The Antisemitism Report of the Monitoring Center summarizes the main points of the events, With focus topic: Instrumentalization of the Russo-Ukrainian war in global antisemitic propaganda.

Key Findings

  • Transnational extremist elements from across the ideological spectrum are capitalizing on the Russia-Ukraine war to spread antisemitic propaganda online. Ministry data shows a nearly 40% increase in global antisemitic hate speech disseminated on social media in March 2022 compared to March 2021. Moreover, 55,000 antisemitic posts containing specific references to the Russia-Ukraine conflict were recorded between February 24-March 28, 2022.

  • Convergence of far-right, far-left, and radical Islamist discourse

• Russia’sinvasion of Ukraine is giving new momentum to right-wing extremists, who are exploiting the crisis to strengthen their ideological influence. Despite the lack of consensus among them regarding which side to support, the extreme right camp is converging on scapegoating Jews. Notably, white supremacists lamented a ‘brother war’ between two white nations, allegedly fueled by a Jewish conspiracy seeking to annihilate Western civilization and establish a ‘New World Order.’

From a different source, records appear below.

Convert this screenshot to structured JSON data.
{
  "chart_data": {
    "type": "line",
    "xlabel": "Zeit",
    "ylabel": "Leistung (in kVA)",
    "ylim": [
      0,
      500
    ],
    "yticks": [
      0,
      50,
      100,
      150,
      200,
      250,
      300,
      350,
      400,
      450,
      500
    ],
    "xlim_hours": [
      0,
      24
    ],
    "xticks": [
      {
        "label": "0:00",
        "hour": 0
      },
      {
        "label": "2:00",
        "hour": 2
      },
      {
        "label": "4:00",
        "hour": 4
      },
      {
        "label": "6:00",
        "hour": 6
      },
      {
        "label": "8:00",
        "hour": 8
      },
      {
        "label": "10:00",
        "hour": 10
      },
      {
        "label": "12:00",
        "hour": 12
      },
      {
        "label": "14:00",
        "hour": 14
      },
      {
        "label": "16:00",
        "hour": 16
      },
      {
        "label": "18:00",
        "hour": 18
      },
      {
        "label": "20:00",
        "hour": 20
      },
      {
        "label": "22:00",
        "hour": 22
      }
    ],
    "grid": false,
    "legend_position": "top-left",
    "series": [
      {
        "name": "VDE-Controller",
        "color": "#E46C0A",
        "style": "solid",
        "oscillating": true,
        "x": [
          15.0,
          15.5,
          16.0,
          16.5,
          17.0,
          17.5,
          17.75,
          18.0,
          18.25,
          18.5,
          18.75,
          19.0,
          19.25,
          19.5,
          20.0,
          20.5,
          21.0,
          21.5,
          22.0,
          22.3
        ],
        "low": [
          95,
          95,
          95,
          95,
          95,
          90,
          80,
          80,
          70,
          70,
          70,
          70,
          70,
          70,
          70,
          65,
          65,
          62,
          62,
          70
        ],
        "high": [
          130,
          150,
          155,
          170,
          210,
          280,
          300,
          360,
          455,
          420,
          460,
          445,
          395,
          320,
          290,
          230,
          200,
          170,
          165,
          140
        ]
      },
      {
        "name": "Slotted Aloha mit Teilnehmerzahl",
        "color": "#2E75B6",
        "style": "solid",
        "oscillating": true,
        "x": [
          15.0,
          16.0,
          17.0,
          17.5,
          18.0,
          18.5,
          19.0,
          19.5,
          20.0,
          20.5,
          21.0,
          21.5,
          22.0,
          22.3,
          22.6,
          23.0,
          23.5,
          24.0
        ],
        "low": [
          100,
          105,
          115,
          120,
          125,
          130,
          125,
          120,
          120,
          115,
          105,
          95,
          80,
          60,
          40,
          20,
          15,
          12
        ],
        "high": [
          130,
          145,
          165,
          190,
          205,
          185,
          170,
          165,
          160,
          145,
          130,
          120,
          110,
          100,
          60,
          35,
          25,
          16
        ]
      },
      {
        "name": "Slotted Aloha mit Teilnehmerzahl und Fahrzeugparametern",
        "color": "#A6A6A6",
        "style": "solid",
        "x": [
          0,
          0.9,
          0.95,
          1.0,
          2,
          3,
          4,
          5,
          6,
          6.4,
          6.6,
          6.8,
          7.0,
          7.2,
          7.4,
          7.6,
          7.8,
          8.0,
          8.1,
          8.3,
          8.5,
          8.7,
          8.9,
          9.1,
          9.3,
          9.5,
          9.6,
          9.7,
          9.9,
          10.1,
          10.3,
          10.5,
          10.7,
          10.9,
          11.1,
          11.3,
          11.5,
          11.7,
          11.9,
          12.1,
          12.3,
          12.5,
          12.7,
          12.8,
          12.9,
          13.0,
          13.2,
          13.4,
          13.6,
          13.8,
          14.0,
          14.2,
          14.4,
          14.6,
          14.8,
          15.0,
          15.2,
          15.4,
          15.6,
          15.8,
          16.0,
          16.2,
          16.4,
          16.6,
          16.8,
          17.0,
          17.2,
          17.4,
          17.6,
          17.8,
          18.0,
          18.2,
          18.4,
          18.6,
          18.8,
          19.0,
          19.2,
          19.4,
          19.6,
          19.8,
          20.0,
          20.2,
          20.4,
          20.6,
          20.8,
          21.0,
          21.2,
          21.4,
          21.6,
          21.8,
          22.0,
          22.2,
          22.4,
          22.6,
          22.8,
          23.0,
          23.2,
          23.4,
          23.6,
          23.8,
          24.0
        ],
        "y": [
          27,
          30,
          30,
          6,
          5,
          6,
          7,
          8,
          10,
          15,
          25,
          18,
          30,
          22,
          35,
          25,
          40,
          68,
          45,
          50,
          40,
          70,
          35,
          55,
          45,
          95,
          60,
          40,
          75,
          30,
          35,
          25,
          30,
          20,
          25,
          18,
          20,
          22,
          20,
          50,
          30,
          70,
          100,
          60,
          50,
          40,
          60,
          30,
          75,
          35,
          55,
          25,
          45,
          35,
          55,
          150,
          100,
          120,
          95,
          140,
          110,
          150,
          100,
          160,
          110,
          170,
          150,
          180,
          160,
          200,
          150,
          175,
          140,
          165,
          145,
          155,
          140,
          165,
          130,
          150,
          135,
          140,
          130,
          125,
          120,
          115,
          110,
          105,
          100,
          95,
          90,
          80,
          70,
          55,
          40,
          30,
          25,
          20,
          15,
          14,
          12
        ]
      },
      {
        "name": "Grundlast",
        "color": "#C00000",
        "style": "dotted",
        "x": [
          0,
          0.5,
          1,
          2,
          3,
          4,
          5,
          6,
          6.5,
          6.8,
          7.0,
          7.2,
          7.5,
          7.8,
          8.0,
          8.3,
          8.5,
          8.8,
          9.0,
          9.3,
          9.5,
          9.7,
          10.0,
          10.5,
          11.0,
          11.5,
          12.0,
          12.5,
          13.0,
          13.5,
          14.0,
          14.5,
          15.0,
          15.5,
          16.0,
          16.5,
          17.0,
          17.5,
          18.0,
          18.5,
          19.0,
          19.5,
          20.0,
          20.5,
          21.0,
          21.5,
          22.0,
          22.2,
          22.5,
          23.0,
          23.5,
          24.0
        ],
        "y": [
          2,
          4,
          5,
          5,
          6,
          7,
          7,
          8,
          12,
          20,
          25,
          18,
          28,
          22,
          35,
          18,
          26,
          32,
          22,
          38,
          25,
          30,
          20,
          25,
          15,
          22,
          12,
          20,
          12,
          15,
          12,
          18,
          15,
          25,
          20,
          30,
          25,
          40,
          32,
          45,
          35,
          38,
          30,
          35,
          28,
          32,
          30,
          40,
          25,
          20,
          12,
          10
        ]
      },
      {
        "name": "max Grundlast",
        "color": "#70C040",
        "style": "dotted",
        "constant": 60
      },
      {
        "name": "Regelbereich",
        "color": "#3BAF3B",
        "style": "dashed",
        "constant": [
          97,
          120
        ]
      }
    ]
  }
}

• On the far-left and pro-Palestinian camp, fallacious analogies between the Israeli-Palestinian and Russian-Ukrainian conflicts abound. Indeed, intersectional activists are constructing a ‘competitive victimhood’ narrative demonizing and delegitimizing the Jewish state.

• Lastly, radical Islamist discourse is combining anti-Western and antisemitic narratives, often focusing on President Zelensky’s Jewishness. Syrian President Bashar al-Assad claimed that the Ukrainian president is a “Zionist Jew” who “supports the Nazis that killed the Jews.” According to him, this proves that the West has no principles.

  • The case of Russia and Ukraine, the two directly involved actors, displays more complex characteristics. While war-related public discourse promulgated in the region does not seem tainted by antisemitic rhetoric per se, the abuse of Nazi-related rhetoric and Holocaust analogies constitute the most common discourse patterns of the Russia-Ukraine information war.